Shortly after that, the committee was formed, with the same people staying on for the past six years.

The committee has been assisted by more than 150 volunteers who help make Nite of Hope a success each year, Rumley said.

"Without our community, this would not go on," she said. "This disease affected me, I brought it forward, and then it became everyone's event."

"Everyone comes together, and I don't know most of them – it would be impossible to know them all. They are just people in the community who step forward to help the community."

Since its inception, the goal for Nite of Hope has been to raise $1 million for breast cancer research. So far, they have raised more than $900,000 locally, making Rumley and the committee confident they will achieve the $1-million mark this year.

Much of the reason behind the event's success is due to the fact that 100 per cent of the proceeds goes to breast cancer research, she said.
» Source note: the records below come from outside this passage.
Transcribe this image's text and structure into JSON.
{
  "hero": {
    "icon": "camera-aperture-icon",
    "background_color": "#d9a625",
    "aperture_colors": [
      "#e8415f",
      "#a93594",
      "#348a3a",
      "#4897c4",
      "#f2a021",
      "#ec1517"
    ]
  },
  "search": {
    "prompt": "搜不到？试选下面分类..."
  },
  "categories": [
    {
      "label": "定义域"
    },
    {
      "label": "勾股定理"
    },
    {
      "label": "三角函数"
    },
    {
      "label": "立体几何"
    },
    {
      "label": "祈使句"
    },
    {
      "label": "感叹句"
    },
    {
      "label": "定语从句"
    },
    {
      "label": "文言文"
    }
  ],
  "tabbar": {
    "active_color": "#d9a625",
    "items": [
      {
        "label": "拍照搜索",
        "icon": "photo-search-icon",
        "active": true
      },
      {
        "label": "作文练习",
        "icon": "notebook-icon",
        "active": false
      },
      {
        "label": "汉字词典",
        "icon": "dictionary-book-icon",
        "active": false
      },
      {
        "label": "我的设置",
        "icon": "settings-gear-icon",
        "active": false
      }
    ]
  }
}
"Every dollar goes to research, that was really important. We didn't want it to go to a bunch of administrative fees," she said. "All the people in our community – including the 1,500 businesses in White Rock and South Surrey – have helped us get to this mark. We couldn't have done it without them."

This year, the committee approached the members of the business community, asking for donations of $1 for each woman in their lives.

"We've had people donate hundreds of dollars for the women in their lives," she said. "It's wonderful."

Just as important as the money raised – to organizers – is the awareness about prevention, including mammograms.

"I was over 40 and I had never had a mammogram before being diagnosed," Rumley said. "I was healthy and I had never had any history in the family. It's so important to get it done."

Since origination in Richmond in 1994, and now including gatherings locally and in the North Shore, the three communities have collectively raised more than $2.6 million for Nite of Hope.

The White Rock event will be held at Centennial Arena, 14600 North Bluff Rd.